私はその中で、**INFP(擁護者タイプ)**に当てはまるみたいです。

私は昔から、頼まれごとを断るのが苦手だった。
それが“やさしさ”だと信じてたし、
実際そうすることで誰かの役に立てるなら、それでいいと思ってた。
でも気づいたら、何でも“私がやる人”になってた。
ほんとは「私がやらなくても回る」って、わかってる。
でも、誰かが困ってそうな空気を感じると、
もうその時点で身体が動いてしまう。
「頼まれてないのに引き受ける」
「手を出さなくてもいいのに、フォローしてしまう」
それが無意識のうちに、私の“普通”になってた。
でも、正直に言うと、
私が全部引き受けてきたのは、誰かのためじゃなかったのかもしれない。
自分が安心したかったから。
頼まれる前に動くのは、
人に期待して待つことが怖いから。
失敗されてモヤモヤするくらいなら、最初から自分でやったほうがいい。
誰かがうまくやれなかったときに、
「やっぱり私がやっとけばよかった」って思うのがしんどいから、
だったら最初から自分が全部やっておく。
その方が心がザワつかない。

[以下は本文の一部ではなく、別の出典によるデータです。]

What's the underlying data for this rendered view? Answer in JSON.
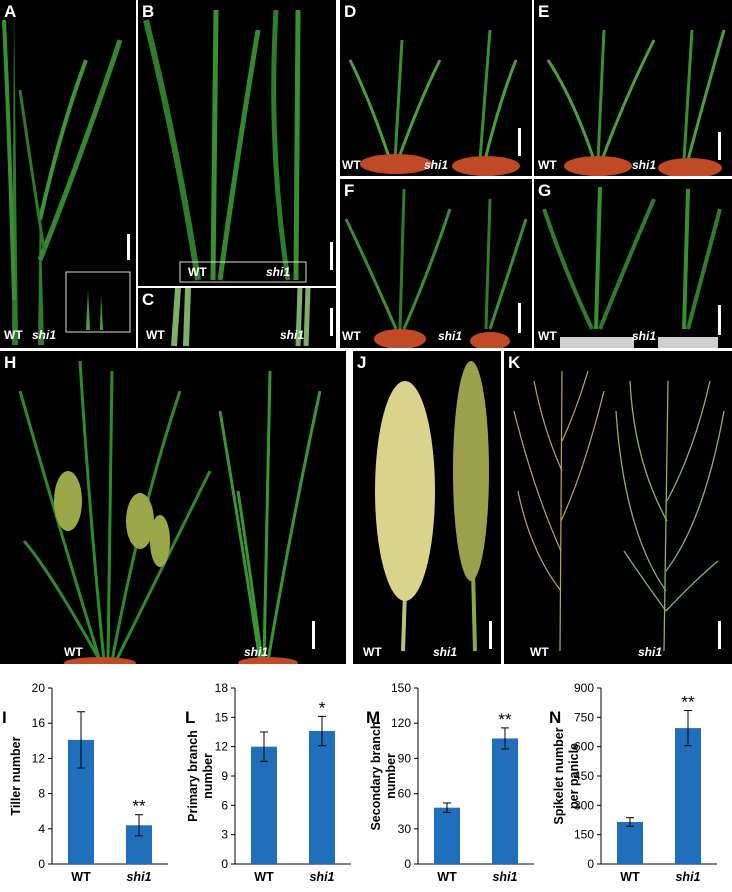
{
  "figure": {
    "panels": [
      {
        "id": "A",
        "labels": [
          "WT",
          "shi1"
        ]
      },
      {
        "id": "B",
        "labels": [
          "WT",
          "shi1"
        ]
      },
      {
        "id": "C",
        "labels": [
          "WT",
          "shi1"
        ]
      },
      {
        "id": "D",
        "labels": [
          "WT",
          "shi1"
        ]
      },
      {
        "id": "E",
        "labels": [
          "WT",
          "shi1"
        ]
      },
      {
        "id": "F",
        "labels": [
          "WT",
          "shi1"
        ]
      },
      {
        "id": "G",
        "labels": [
          "WT",
          "shi1"
        ]
      },
      {
        "id": "H",
        "labels": [
          "WT",
          "shi1"
        ]
      },
      {
        "id": "J",
        "labels": [
          "WT",
          "shi1"
        ]
      },
      {
        "id": "K",
        "labels": [
          "WT",
          "shi1"
        ]
      }
    ]
  },
  "chart_data": [
    {
      "id": "I",
      "type": "bar",
      "categories": [
        "WT",
        "shi1"
      ],
      "values": [
        14.1,
        4.4
      ],
      "errors": [
        3.2,
        1.2
      ],
      "significance": [
        "",
        "**"
      ],
      "title": "",
      "xlabel": "",
      "ylabel": "Tiller number",
      "ylim": [
        0,
        20
      ],
      "yticks": [
        0,
        4,
        8,
        12,
        16,
        20
      ],
      "grid": false,
      "bar_color": "#1f6fba"
    },
    {
      "id": "L",
      "type": "bar",
      "categories": [
        "WT",
        "shi1"
      ],
      "values": [
        12.0,
        13.6
      ],
      "errors": [
        1.5,
        1.5
      ],
      "significance": [
        "",
        "*"
      ],
      "title": "",
      "xlabel": "",
      "ylabel": "Primary branch number",
      "ylim": [
        0,
        18
      ],
      "yticks": [
        0,
        3,
        6,
        9,
        12,
        15,
        18
      ],
      "grid": false,
      "bar_color": "#1f6fba"
    },
    {
      "id": "M",
      "type": "bar",
      "categories": [
        "WT",
        "shi1"
      ],
      "values": [
        48,
        107
      ],
      "errors": [
        4,
        9
      ],
      "significance": [
        "",
        "**"
      ],
      "title": "",
      "xlabel": "",
      "ylabel": "Secondary branch number",
      "ylim": [
        0,
        150
      ],
      "yticks": [
        0,
        30,
        60,
        90,
        120,
        150
      ],
      "grid": false,
      "bar_color": "#1f6fba"
    },
    {
      "id": "N",
      "type": "bar",
      "categories": [
        "WT",
        "shi1"
      ],
      "values": [
        215,
        695
      ],
      "errors": [
        22,
        90
      ],
      "significance": [
        "",
        "**"
      ],
      "title": "",
      "xlabel": "",
      "ylabel": "Spikelet number per panicle",
      "ylim": [
        0,
        900
      ],
      "yticks": [
        0,
        150,
        300,
        450,
        600,
        750,
        900
      ],
      "grid": false,
      "bar_color": "#1f6fba"
    }
  ]
}
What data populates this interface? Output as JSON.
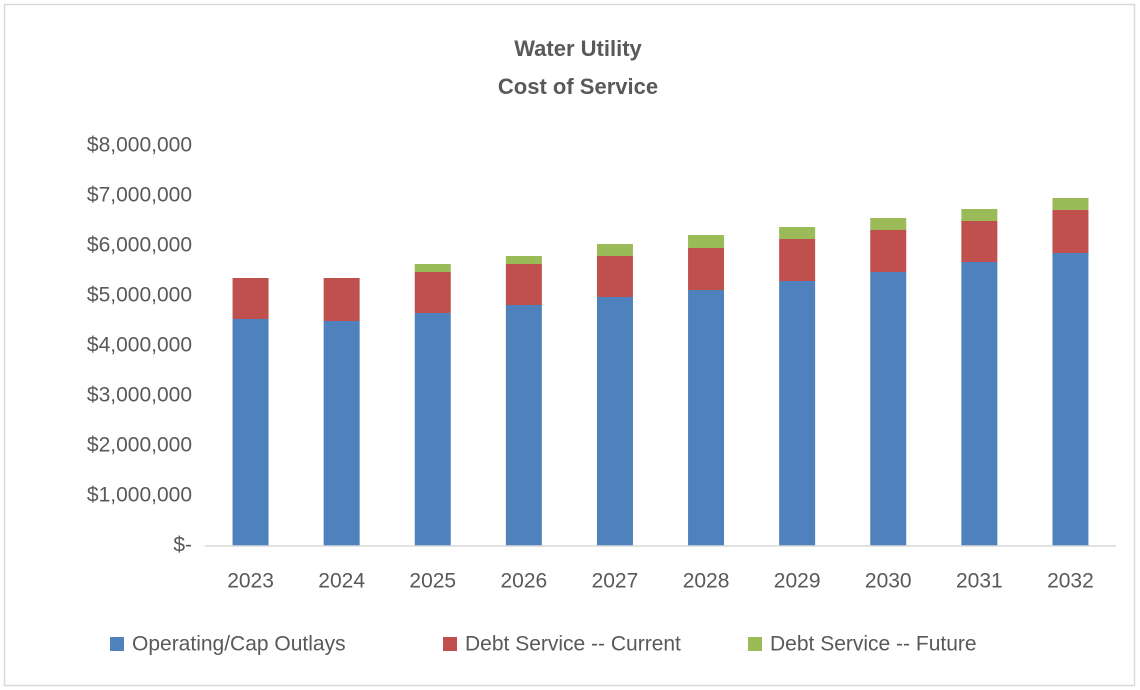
{
  "chart_data": {
    "type": "stacked-bar",
    "title": [
      "Water Utility",
      "Cost of Service"
    ],
    "categories": [
      "2023",
      "2024",
      "2025",
      "2026",
      "2027",
      "2028",
      "2029",
      "2030",
      "2031",
      "2032"
    ],
    "series": [
      {
        "name": "Operating/Cap Outlays",
        "color": "#4f81bd",
        "values": [
          4540000,
          4500000,
          4660000,
          4820000,
          4980000,
          5120000,
          5300000,
          5480000,
          5680000,
          5860000
        ]
      },
      {
        "name": "Debt Service -- Current",
        "color": "#c0504d",
        "values": [
          820000,
          860000,
          820000,
          820000,
          820000,
          840000,
          840000,
          840000,
          820000,
          860000
        ]
      },
      {
        "name": "Debt Service -- Future",
        "color": "#9bbb59",
        "values": [
          0,
          0,
          160000,
          160000,
          240000,
          260000,
          240000,
          240000,
          240000,
          240000
        ]
      }
    ],
    "ylim": [
      0,
      8000000
    ],
    "yticks": [
      {
        "value": 0,
        "label": "$-"
      },
      {
        "value": 1000000,
        "label": "$1,000,000"
      },
      {
        "value": 2000000,
        "label": "$2,000,000"
      },
      {
        "value": 3000000,
        "label": "$3,000,000"
      },
      {
        "value": 4000000,
        "label": "$4,000,000"
      },
      {
        "value": 5000000,
        "label": "$5,000,000"
      },
      {
        "value": 6000000,
        "label": "$6,000,000"
      },
      {
        "value": 7000000,
        "label": "$7,000,000"
      },
      {
        "value": 8000000,
        "label": "$8,000,000"
      }
    ],
    "grid": false,
    "legend": "bottom"
  }
}
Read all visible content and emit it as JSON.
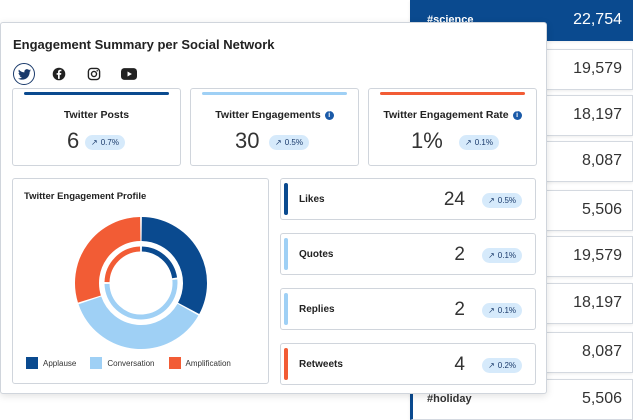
{
  "hashtags": [
    {
      "name": "#science",
      "count": "22,754",
      "active": true
    },
    {
      "name": "",
      "count": "19,579",
      "active": false
    },
    {
      "name": "",
      "count": "18,197",
      "active": false
    },
    {
      "name": "",
      "count": "8,087",
      "active": false
    },
    {
      "name": "",
      "count": "5,506",
      "active": false
    },
    {
      "name": "",
      "count": "19,579",
      "active": false
    },
    {
      "name": "",
      "count": "18,197",
      "active": false
    },
    {
      "name": "",
      "count": "8,087",
      "active": false
    },
    {
      "name": "#holiday",
      "count": "5,506",
      "active": false
    }
  ],
  "panel": {
    "title": "Engagement Summary per Social Network",
    "networks": [
      {
        "icon": "twitter-icon",
        "active": true
      },
      {
        "icon": "facebook-icon",
        "active": false
      },
      {
        "icon": "instagram-icon",
        "active": false
      },
      {
        "icon": "youtube-icon",
        "active": false
      }
    ]
  },
  "metrics": [
    {
      "label": "Twitter Posts",
      "value": "6",
      "change": "0.7%",
      "color": "#0a4a8f",
      "info": false
    },
    {
      "label": "Twitter Engagements",
      "value": "30",
      "change": "0.5%",
      "color": "#9fd0f5",
      "info": true
    },
    {
      "label": "Twitter Engagement Rate",
      "value": "1%",
      "change": "0.1%",
      "color": "#f25c35",
      "info": true
    }
  ],
  "profile": {
    "title": "Twitter Engagement Profile",
    "legend": [
      {
        "label": "Applause",
        "color": "#0a4a8f"
      },
      {
        "label": "Conversation",
        "color": "#9fd0f5"
      },
      {
        "label": "Amplification",
        "color": "#f25c35"
      }
    ],
    "outer_ring": [
      {
        "name": "Applause",
        "fraction": 0.33,
        "color": "#0a4a8f"
      },
      {
        "name": "Conversation",
        "fraction": 0.37,
        "color": "#9fd0f5"
      },
      {
        "name": "Amplification",
        "fraction": 0.3,
        "color": "#f25c35"
      }
    ],
    "inner_ring": [
      {
        "name": "Applause",
        "fraction": 0.23,
        "color": "#0a4a8f"
      },
      {
        "name": "Conversation",
        "fraction": 0.52,
        "color": "#9fd0f5"
      },
      {
        "name": "Amplification",
        "fraction": 0.25,
        "color": "#f25c35"
      }
    ]
  },
  "stats": [
    {
      "label": "Likes",
      "value": "24",
      "change": "0.5%",
      "color": "#0a4a8f"
    },
    {
      "label": "Quotes",
      "value": "2",
      "change": "0.1%",
      "color": "#9fd0f5"
    },
    {
      "label": "Replies",
      "value": "2",
      "change": "0.1%",
      "color": "#9fd0f5"
    },
    {
      "label": "Retweets",
      "value": "4",
      "change": "0.2%",
      "color": "#f25c35"
    }
  ]
}
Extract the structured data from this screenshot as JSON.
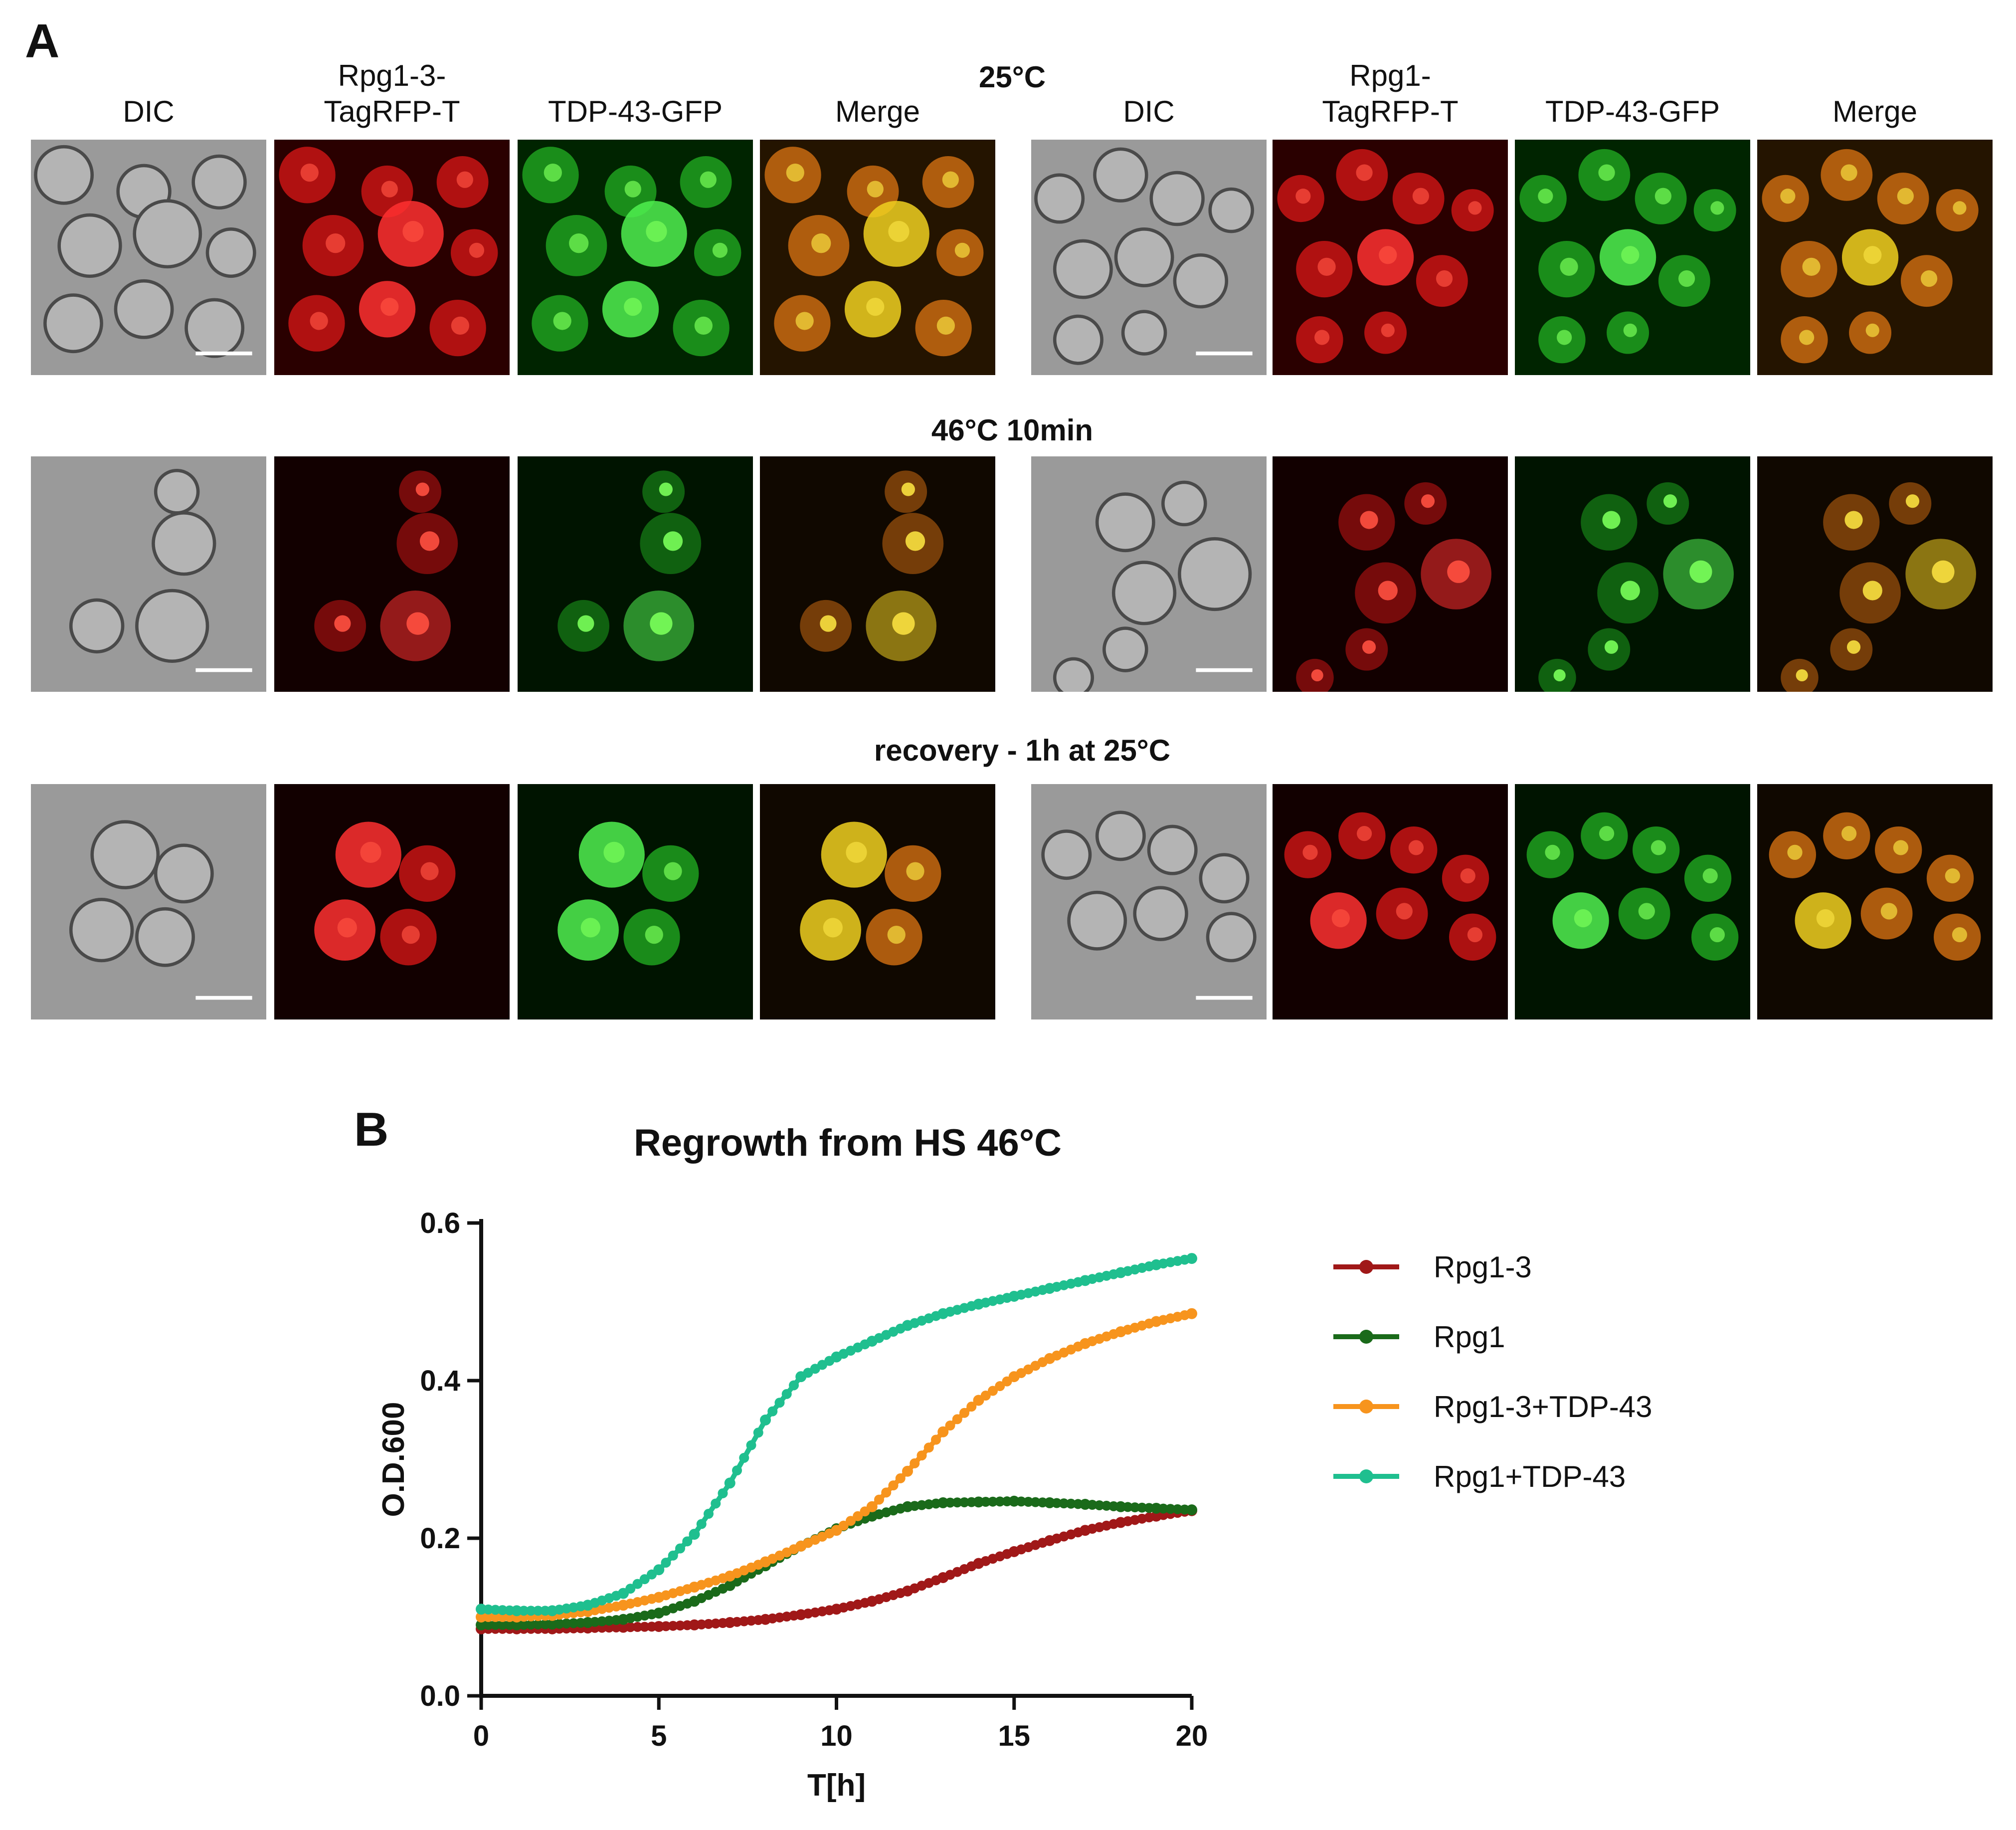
{
  "panel_a": {
    "letter": "A",
    "left_columns": [
      "DIC",
      "Rpg1-3-\nTagRFP-T",
      "TDP-43-GFP",
      "Merge"
    ],
    "right_columns": [
      "DIC",
      "Rpg1-\nTagRFP-T",
      "TDP-43-GFP",
      "Merge"
    ],
    "rows": [
      {
        "title": "25°C"
      },
      {
        "title": "46°C 10min"
      },
      {
        "title": "recovery - 1h at 25°C"
      }
    ],
    "channel_colors": {
      "dic": "#8a8a8a",
      "red": "#e01818",
      "green": "#22d022",
      "merge": "#e08a10"
    }
  },
  "panel_b": {
    "letter": "B",
    "chart_data": {
      "type": "line",
      "title": "Regrowth from HS 46°C",
      "xlabel": "T[h]",
      "ylabel": "O.D.600",
      "xlim": [
        0,
        20
      ],
      "ylim": [
        0.0,
        0.6
      ],
      "xticks": [
        "0",
        "5",
        "10",
        "15",
        "20"
      ],
      "yticks": [
        "0.0",
        "0.2",
        "0.4",
        "0.6"
      ],
      "grid": false,
      "legend": "right",
      "x": [
        0,
        1,
        2,
        3,
        4,
        5,
        6,
        7,
        8,
        9,
        10,
        11,
        12,
        13,
        14,
        15,
        16,
        17,
        18,
        19,
        20
      ],
      "series": [
        {
          "name": "Rpg1-3",
          "color": "#a01818",
          "values": [
            0.085,
            0.085,
            0.085,
            0.086,
            0.087,
            0.088,
            0.09,
            0.093,
            0.097,
            0.103,
            0.11,
            0.12,
            0.133,
            0.15,
            0.168,
            0.183,
            0.197,
            0.21,
            0.22,
            0.228,
            0.235
          ]
        },
        {
          "name": "Rpg1",
          "color": "#1a6a1a",
          "values": [
            0.09,
            0.09,
            0.091,
            0.093,
            0.097,
            0.105,
            0.12,
            0.14,
            0.165,
            0.19,
            0.212,
            0.228,
            0.24,
            0.245,
            0.246,
            0.247,
            0.245,
            0.243,
            0.24,
            0.238,
            0.236
          ]
        },
        {
          "name": "Rpg1-3+TDP-43",
          "color": "#f7941d",
          "values": [
            0.1,
            0.1,
            0.102,
            0.107,
            0.115,
            0.125,
            0.138,
            0.152,
            0.17,
            0.19,
            0.21,
            0.24,
            0.285,
            0.335,
            0.375,
            0.405,
            0.428,
            0.447,
            0.462,
            0.475,
            0.485
          ]
        },
        {
          "name": "Rpg1+TDP-43",
          "color": "#1fbf8f",
          "values": [
            0.11,
            0.108,
            0.108,
            0.115,
            0.13,
            0.16,
            0.205,
            0.27,
            0.35,
            0.405,
            0.43,
            0.45,
            0.47,
            0.485,
            0.497,
            0.507,
            0.517,
            0.527,
            0.537,
            0.547,
            0.555
          ]
        }
      ]
    }
  }
}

安心できる。
誰かの役に立ちたい——というより、
自分の不安を減らすための“先回り”だった。
それに気づいたとき、
ちょっと恥ずかしいような、でも少し楽になったような、
なんとも言えない気持ちになった。
とはいえ、「安心のためにやってる」と気づいたからって、
すぐにやめられるわけじゃない。
たとえば仕事で、
誰かがちょっとモタついてるのを見ると、
やっぱり手を出したくなる。
「やったほうが早いし、間違いも少ないし」
って頭の中で自分に言い訳して、
結局いつものように自分が引き受けてしまう。
でも、あるときふと思った。
「間違えてもええやん」
「その人のペースでやってもええやん」
「私が不安になるのと、相手が育つのと、どっちが大事?」
そう思えた瞬間が、ほんの少しだけあった。
もちろん、まだまだ怖い。
任せてみたものの、やっぱりミスされてイラっとする自分もいる。
「結局あとでフォローするの自分やん」って思う日もある。
でも、そこでグッとこらえる。
「これは、その人の経験値になる」
「私は私の領域を守る」
って、自分に言い聞かせる。
それを何度か繰り返しているうちに、
ちょっとだけ、“無理しない練習”ができるようになってきた。
その一歩ができたのは、
「私がやらなきゃ」という思い込みに、名前がついたから。
それがMBTIで言うINFPの“くせ”なんだと知ったから。
性格って、変えられないと思ってた。
でも、くせなら、ちょっとずつ手放せるかもしれない。
子育ても、母との関わりも、
決して楽な道じゃなかったけど、
私にとっては、ただの試練じゃなかった。
「しんどかったね」で終わらせたくない。
ちゃんと、自分の成長に変えたい。
そう思ってしまうあたり、
やっぱり私は真面目な性格なんやと思う。